My window was already open. ‘Nic?’

I was still groggy with sleep, halfway between incredulity and reality, and my heart and my head were doing a thousand flip-flops a minute.

He raised his hands, palms facing outwards. ‘I know,’ he said. ‘I’m breaking all the rules.’

‘The only rule,’ I hissed back, conscious not to speak too loudly and wake my mother. Since she hadn’t shooed him out of the garden already, she wasn’t downstairs.

‘Come down?’ he said, his eyebrows lifting.

‘What’s happened?’ I asked, the dregs of sleep leaving me. ‘Has someone been hurt?’ A sea of possibilities rushed through my mind.

‘No,’ he said, lowering his voice to a less audible whisper. ‘It’s nothing like that. No one is hurt.’

I could almost hear the yet in the pause that followed.

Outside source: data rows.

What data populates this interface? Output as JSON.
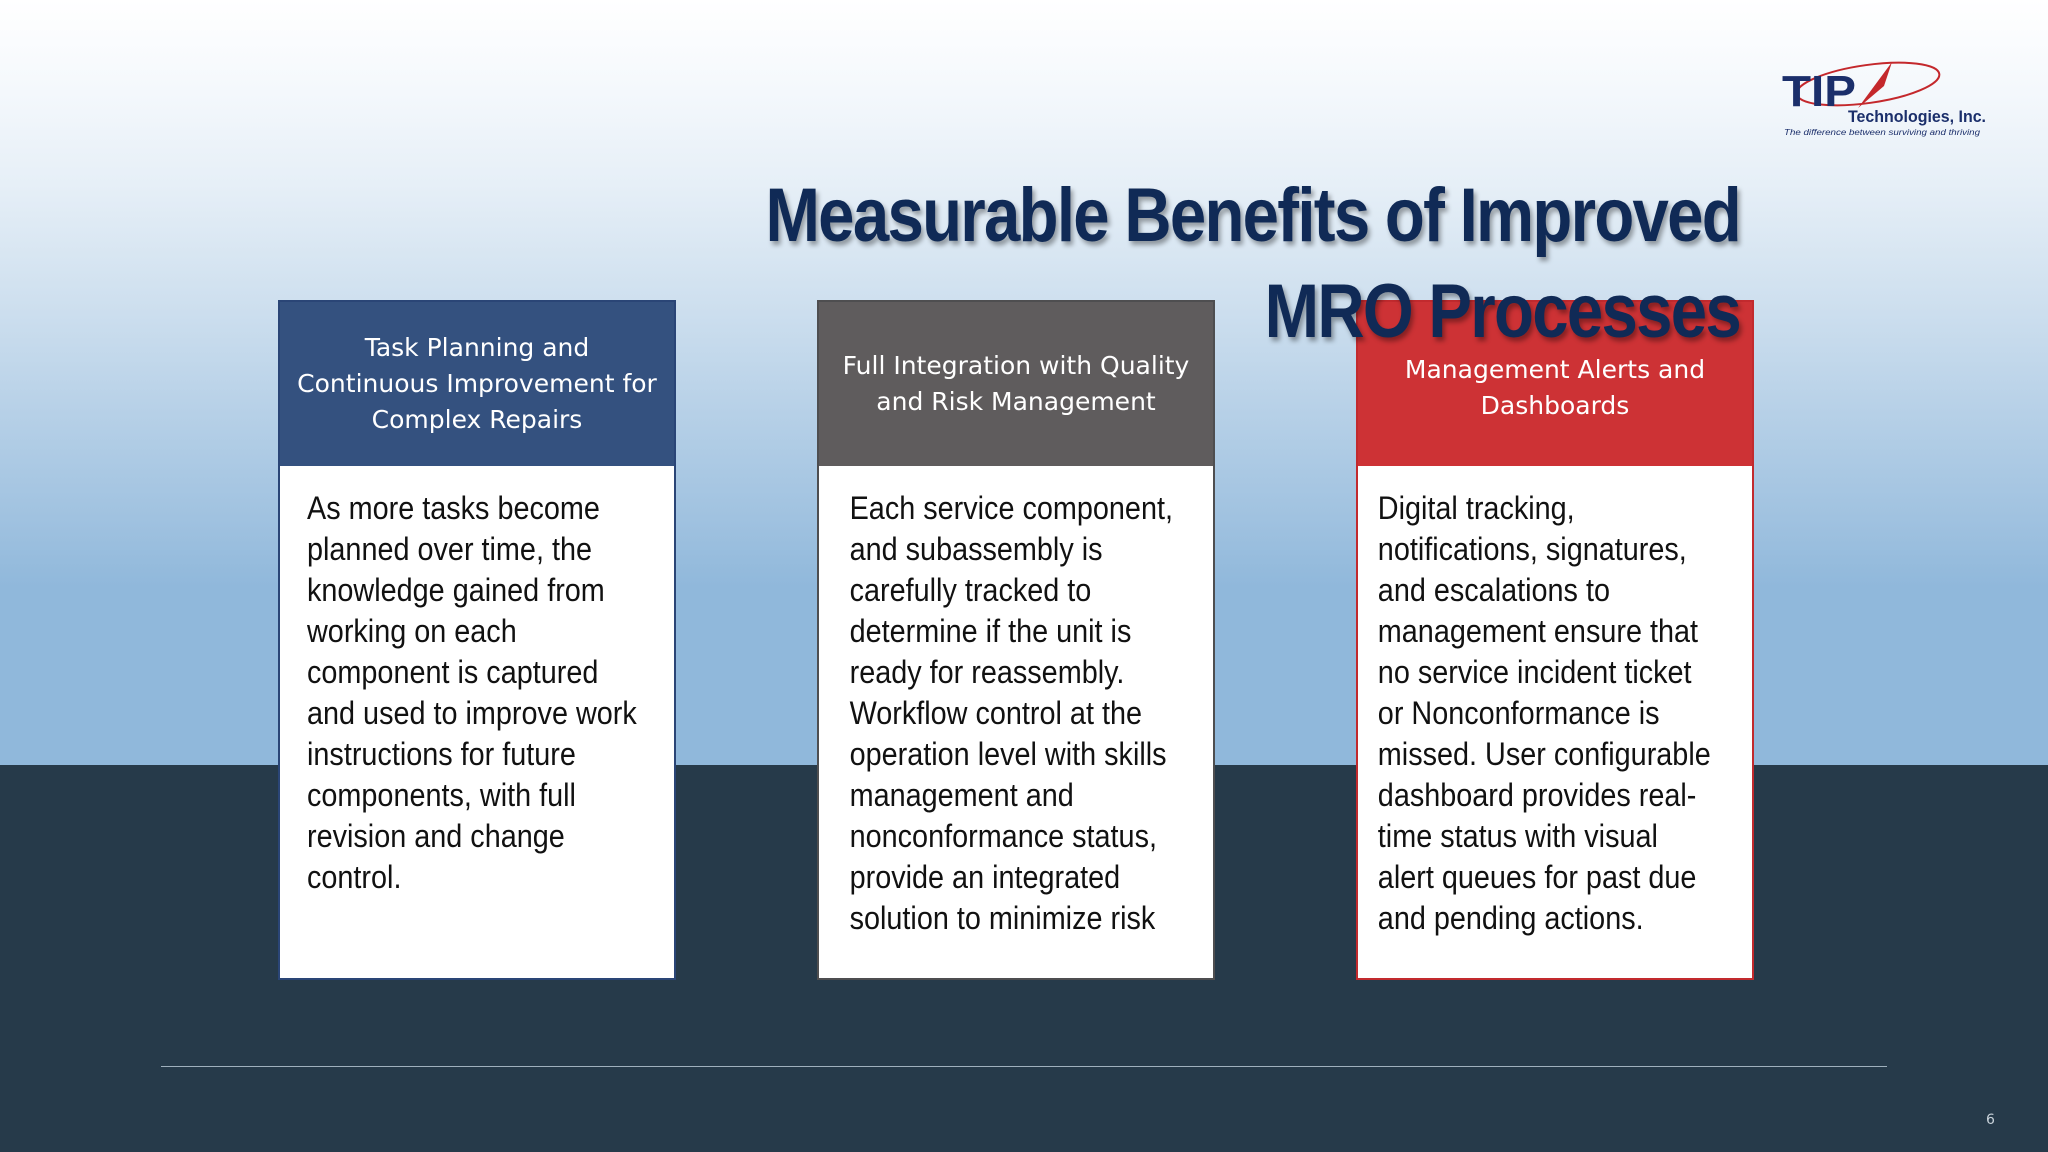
{
  "slide": {
    "title": "Measurable Benefits of Improved MRO Processes",
    "page_number": "6"
  },
  "logo": {
    "brand": "TIP",
    "name": "Technologies, Inc.",
    "tagline": "The difference between surviving and thriving"
  },
  "cards": [
    {
      "heading": "Task Planning and Continuous Improvement for Complex Repairs",
      "body": "As more tasks become planned over time, the knowledge gained from working on each component is captured and used to improve work instructions for future components, with full revision and change control.",
      "header_color": "#34517f"
    },
    {
      "heading": "Full Integration with Quality and Risk Management",
      "body": "Each service component, and subassembly is carefully tracked to determine if the unit is ready for reassembly. Workflow control at the operation level with skills management and nonconformance status, provide an integrated solution to minimize risk",
      "header_color": "#5f5c5d"
    },
    {
      "heading": "Management Alerts and Dashboards",
      "body": "Digital tracking, notifications, signatures, and escalations to management ensure that no service incident ticket or Nonconformance is missed. User configurable dashboard provides real-time status with visual alert queues for past due and pending actions.",
      "header_color": "#cd3235"
    }
  ],
  "colors": {
    "title": "#102a56",
    "dark_band": "#263a4a"
  }
}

‘Oh.’ I hadn’t realized how hard my heart had been thumping until it dulled again. ‘Then what is it? What’s going on?’

His smile was tight. ‘Can you just come down, please? I’m starting to feel self-conscious.’

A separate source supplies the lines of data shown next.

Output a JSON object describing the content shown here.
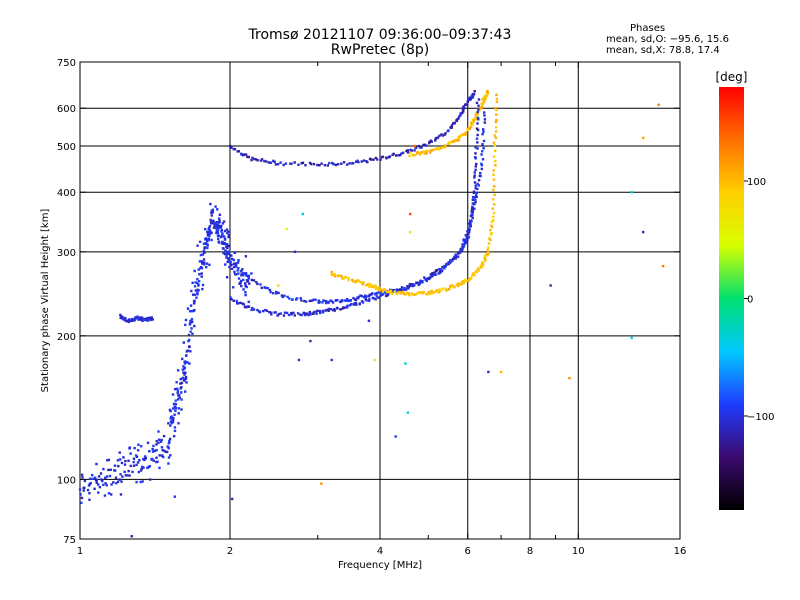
{
  "header": {
    "title": "Tromsø 20121107 09:36:00–09:37:43",
    "subtitle": "RwPretec (8p)"
  },
  "phases": {
    "heading": "Phases",
    "line_o": "mean, sd,O:  −95.6, 15.6",
    "line_x": "mean, sd,X:  78.8, 17.4"
  },
  "colorbar": {
    "label": "[deg]",
    "ticks": [
      {
        "value": 100,
        "label": "100"
      },
      {
        "value": 0,
        "label": "0"
      },
      {
        "value": -100,
        "label": "−100"
      }
    ],
    "range": [
      -180,
      180
    ],
    "colors": [
      "#000000",
      "#3b0a6e",
      "#1f3cff",
      "#00c8ff",
      "#00e070",
      "#d8ff00",
      "#ffd000",
      "#ff7000",
      "#ff0000"
    ]
  },
  "chart_data": {
    "type": "scatter",
    "title": "Tromsø 20121107 09:36:00–09:37:43",
    "subtitle": "RwPretec (8p)",
    "xlabel": "Frequency [MHz]",
    "ylabel": "Stationary phase Virtual Height [km]",
    "x_scale": "log",
    "y_scale": "log",
    "xlim": [
      1,
      16
    ],
    "ylim": [
      75,
      750
    ],
    "grid": true,
    "x_ticks": [
      {
        "value": 1,
        "label": "1"
      },
      {
        "value": 2,
        "label": "2"
      },
      {
        "value": 4,
        "label": "4"
      },
      {
        "value": 6,
        "label": "6"
      },
      {
        "value": 8,
        "label": "8"
      },
      {
        "value": 10,
        "label": "10"
      },
      {
        "value": 16,
        "label": "16"
      }
    ],
    "x_minor": [
      3,
      5,
      7,
      9
    ],
    "x_gridlines": [
      2,
      4,
      6,
      8,
      10
    ],
    "y_ticks": [
      {
        "value": 75,
        "label": "75"
      },
      {
        "value": 100,
        "label": "100"
      },
      {
        "value": 200,
        "label": "200"
      },
      {
        "value": 300,
        "label": "300"
      },
      {
        "value": 400,
        "label": "400"
      },
      {
        "value": 500,
        "label": "500"
      },
      {
        "value": 600,
        "label": "600"
      },
      {
        "value": 750,
        "label": "750"
      }
    ],
    "y_gridlines": [
      100,
      200,
      300,
      400,
      500,
      600
    ],
    "point_color": "phase [deg]",
    "traces": [
      {
        "x": [
          2.0,
          2.2,
          2.5,
          3.0,
          3.5,
          4.0,
          4.5,
          5.0,
          5.5,
          5.8,
          6.0,
          6.2
        ],
        "y": [
          500,
          470,
          460,
          458,
          460,
          470,
          485,
          505,
          540,
          580,
          620,
          650
        ],
        "phase": -110
      },
      {
        "x": [
          4.6,
          5.0,
          5.4,
          5.8,
          6.1,
          6.3,
          6.5,
          6.6
        ],
        "y": [
          480,
          485,
          500,
          520,
          550,
          590,
          630,
          650
        ],
        "phase": 100
      },
      {
        "x": [
          2.0,
          2.2,
          2.5,
          2.8,
          3.0,
          3.3,
          3.6,
          4.0,
          4.5,
          5.0,
          5.4,
          5.8,
          6.0,
          6.1,
          6.2,
          6.25,
          6.3
        ],
        "y": [
          240,
          228,
          222,
          222,
          224,
          228,
          234,
          242,
          252,
          265,
          280,
          300,
          320,
          350,
          400,
          500,
          640
        ],
        "phase": -105
      },
      {
        "x": [
          2.0,
          2.3,
          2.6,
          3.0,
          3.3,
          3.6,
          3.9,
          4.2,
          4.5,
          5.0,
          5.4,
          5.8,
          6.0,
          6.2,
          6.4,
          6.5
        ],
        "y": [
          285,
          255,
          240,
          236,
          236,
          240,
          245,
          248,
          252,
          262,
          278,
          300,
          330,
          380,
          460,
          600
        ],
        "phase": -100
      },
      {
        "x": [
          3.2,
          3.5,
          3.8,
          4.0,
          4.3,
          4.6,
          5.0,
          5.4,
          5.8,
          6.1,
          6.4,
          6.6,
          6.75,
          6.8,
          6.85
        ],
        "y": [
          270,
          262,
          256,
          250,
          246,
          245,
          246,
          250,
          257,
          266,
          280,
          300,
          360,
          500,
          650
        ],
        "phase": 95
      },
      {
        "x": [
          1.0,
          1.1,
          1.2,
          1.3,
          1.4,
          1.5,
          1.55,
          1.6,
          1.65,
          1.7,
          1.75,
          1.8,
          1.85,
          1.9,
          1.95,
          2.0,
          2.1,
          2.2
        ],
        "y": [
          95,
          100,
          103,
          108,
          110,
          120,
          140,
          160,
          190,
          240,
          280,
          320,
          360,
          340,
          310,
          290,
          270,
          255
        ],
        "phase": -100
      },
      {
        "x": [
          1.2,
          1.25,
          1.3,
          1.35,
          1.4
        ],
        "y": [
          220,
          215,
          218,
          216,
          218
        ],
        "phase": -105
      }
    ],
    "scatter_points": [
      {
        "x": 1.02,
        "y": 96,
        "phase": -110
      },
      {
        "x": 1.27,
        "y": 76,
        "phase": -120
      },
      {
        "x": 1.55,
        "y": 92,
        "phase": -95
      },
      {
        "x": 2.02,
        "y": 91,
        "phase": -105
      },
      {
        "x": 3.05,
        "y": 98,
        "phase": 120
      },
      {
        "x": 4.3,
        "y": 123,
        "phase": -100
      },
      {
        "x": 4.55,
        "y": 138,
        "phase": -30
      },
      {
        "x": 4.5,
        "y": 175,
        "phase": -30
      },
      {
        "x": 3.9,
        "y": 178,
        "phase": 40
      },
      {
        "x": 3.2,
        "y": 178,
        "phase": -100
      },
      {
        "x": 2.75,
        "y": 178,
        "phase": -105
      },
      {
        "x": 2.9,
        "y": 195,
        "phase": -110
      },
      {
        "x": 6.6,
        "y": 168,
        "phase": -105
      },
      {
        "x": 7.0,
        "y": 168,
        "phase": 100
      },
      {
        "x": 8.8,
        "y": 255,
        "phase": -110
      },
      {
        "x": 9.6,
        "y": 163,
        "phase": 120
      },
      {
        "x": 12.8,
        "y": 198,
        "phase": -30
      },
      {
        "x": 12.8,
        "y": 400,
        "phase": -30
      },
      {
        "x": 13.5,
        "y": 520,
        "phase": 110
      },
      {
        "x": 13.5,
        "y": 330,
        "phase": -105
      },
      {
        "x": 14.5,
        "y": 610,
        "phase": 130
      },
      {
        "x": 14.8,
        "y": 280,
        "phase": 130
      },
      {
        "x": 2.5,
        "y": 255,
        "phase": 80
      },
      {
        "x": 2.7,
        "y": 300,
        "phase": -105
      },
      {
        "x": 3.2,
        "y": 272,
        "phase": 110
      },
      {
        "x": 3.8,
        "y": 215,
        "phase": -100
      },
      {
        "x": 4.6,
        "y": 360,
        "phase": 150
      },
      {
        "x": 4.6,
        "y": 330,
        "phase": 40
      },
      {
        "x": 2.6,
        "y": 335,
        "phase": 50
      },
      {
        "x": 2.8,
        "y": 360,
        "phase": -30
      },
      {
        "x": 4.7,
        "y": 500,
        "phase": 140
      }
    ]
  }
}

I knew I shouldn’t. That was a no-brainer. But it’s hard to avoid something when it’s right in front of you …

‘Stop weighing it up, Sophie. Just come down, I have to talk to you.’

His expression, steeped in moonlight, held a level of anxiety I hadn’t come to associate with Nic. He was rattled. Something had happened.

‘Fine,’ I conceded, curiosity and something else – something mutinous – pushing me from the window. ‘But only to see that you’re all right.’